In de vleselijke lusten meen ik een terugkerend thema in Tot iemand eindelijk te zien, maar bij het lezen van de gedichten bekruipt mij soms een onbehaaglijk gevoel. Het lijkt of er allerlei verliezen worden verwerkt, althans pogingen daartoe worden ondernomen, hoe zit dat?
Comfortabel is inderdaad een woord dat ik niet met mijn werk zou associëren. Er wringt altijd iets. Overal trouwens, denk ik. In alles in de wereld is iets aanwezig dat vernietigt, en zeker in de meest aangename, genotvolle dingen. Als er in alles in de wereld iets aanwezig is dat vernietigt, dan betekent dat dat alles altijd op het punt staat verloren te gaan. Dat betekent niet dat je het per se ook zult verliezen, maar je bent nooit zeker dat je iets hebt. Iets bezitten is een illusie, denk ik. Natuurlijk is dat een heel onbehaaglijke gedachte want dat betekent dat alle elementen die je leven uitmaken, zo weer kunnen verdwijnen. En wat blijft er dan nog van je over?
Soms probeer ik in mijn werk om te gaan met verlies dat nog niet heeft plaatsgevonden, omdat ik denk dat verlies fundamenteel menselijk is en niet valt te vermijden. Het beschrijven werkt voor mij verzachtend. Het leert me om mezelf niet als een heel iets te zien, maar als een onafgerond werk, vol gaten en uitstulpingen.

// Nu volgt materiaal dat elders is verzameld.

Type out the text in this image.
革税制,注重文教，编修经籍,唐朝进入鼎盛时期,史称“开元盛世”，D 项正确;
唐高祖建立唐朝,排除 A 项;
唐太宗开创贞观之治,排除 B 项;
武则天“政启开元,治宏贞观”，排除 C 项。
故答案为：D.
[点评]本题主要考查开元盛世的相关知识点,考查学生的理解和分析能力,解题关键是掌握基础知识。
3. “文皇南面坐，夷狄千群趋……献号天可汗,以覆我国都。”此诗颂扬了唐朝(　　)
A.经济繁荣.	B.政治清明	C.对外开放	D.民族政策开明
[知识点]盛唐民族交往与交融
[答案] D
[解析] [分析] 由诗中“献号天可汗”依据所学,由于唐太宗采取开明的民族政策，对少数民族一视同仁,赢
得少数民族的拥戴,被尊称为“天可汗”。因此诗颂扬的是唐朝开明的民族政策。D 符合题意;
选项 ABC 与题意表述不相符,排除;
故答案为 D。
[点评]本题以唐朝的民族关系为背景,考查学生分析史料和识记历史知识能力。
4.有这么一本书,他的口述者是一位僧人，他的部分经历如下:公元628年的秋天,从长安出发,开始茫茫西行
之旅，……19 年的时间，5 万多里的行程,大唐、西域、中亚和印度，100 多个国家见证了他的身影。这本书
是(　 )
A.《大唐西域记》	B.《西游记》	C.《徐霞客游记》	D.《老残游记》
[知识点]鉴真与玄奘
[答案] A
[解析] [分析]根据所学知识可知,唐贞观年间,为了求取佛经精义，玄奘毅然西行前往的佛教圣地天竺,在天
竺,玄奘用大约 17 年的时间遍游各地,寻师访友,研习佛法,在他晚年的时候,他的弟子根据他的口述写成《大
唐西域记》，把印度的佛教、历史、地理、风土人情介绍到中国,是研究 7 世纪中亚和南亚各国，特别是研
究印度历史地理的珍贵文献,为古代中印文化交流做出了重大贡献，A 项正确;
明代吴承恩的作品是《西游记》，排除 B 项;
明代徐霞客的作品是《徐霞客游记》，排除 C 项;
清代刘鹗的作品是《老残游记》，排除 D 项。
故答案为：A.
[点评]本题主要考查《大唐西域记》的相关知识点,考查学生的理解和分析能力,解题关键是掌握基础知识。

Vanaf ergens halverwege de bundel begon ik de gedichten hardop te lezen, met een Vlaams accent, ze kwamen daardoor harder bij me binnen. Kun jij dat verklaren?
Ik ben natuurlijk Vlaams, daar kan ik niet onderuit. Misschien ben ik Vlaamser dan ik denk of wil zijn. En hoewel ik niet zo houd van mijn reputatie als podiumdichter, geloof ik sterk in de orale traditie van poëzie en vind ik het magisch wanneer mensen samenkomen om elkaar gedichten voor te lezen. Die liefde zal op de een of andere manier tot in het papier zijn doorgedrongen.

Op de website van North Sea Poetry zie ik dat je niet in een hokje te plaatsen bent. Als je op een podium staat, wat wil je dan uitstralen? Welk hokje is jouw favoriete hokje?
Ik denk niet na over wat ik wil uitstralen. Ik weet niet of je daar zoveel controle over hebt. Ik sta graag op een podium, ik spreek graag mensen toe, ik ga graag op in taal – ik denk dat dat voor mij voelt zoals dansen voor sommige mensen voelt, of seks. Er vindt een eenwording plaats. Eigenlijk voel ik hetzelfde wanneer ik schrijf, maar als je teksten in een boek staan, is het heel moeilijk die gewaarwording opnieuw te beleven – dan zit het er eigenlijk op, tenzij je dus op een podium kruipt. Misschien is optreden voor mij een poging om het ontstaansproces van een tekst zo lang mogelijk te rekken, of telkens opnieuw op te roepen.

In een eerder interview zeg je ‘soms is het tergend om altijd – onbewust en soms ook ongewenst – met een schrijversblik naar de wereld te kijken’. Persoonlijk ervaar ik dat als een zegen. Waarom vind jij het ook een vloek?
Omdat het me soms isoleert en de afstand tot andere mensen vergroot. Er is geen ontsnappen aan. Soms heb ik de behoefte om iets anders te doen of nieuwe dingen te ervaren, maar dan ontdek ik al snel dat ik dat normale leven onmiddellijk als een soort vooronderzoek benader, eerder dan als het leven zelf. Of als theater – ik speel dat ik lesgeef, ik speel dat ik vergader, ik speel dat ik kook, ik speel dat ik uitga en nieuwe mensen ontmoet; pas als ik na afloop over die ervaringen schrijf, word ik weer echt. Soms is dat heel prettig en inspirerend, soms is dat heel eenzaam.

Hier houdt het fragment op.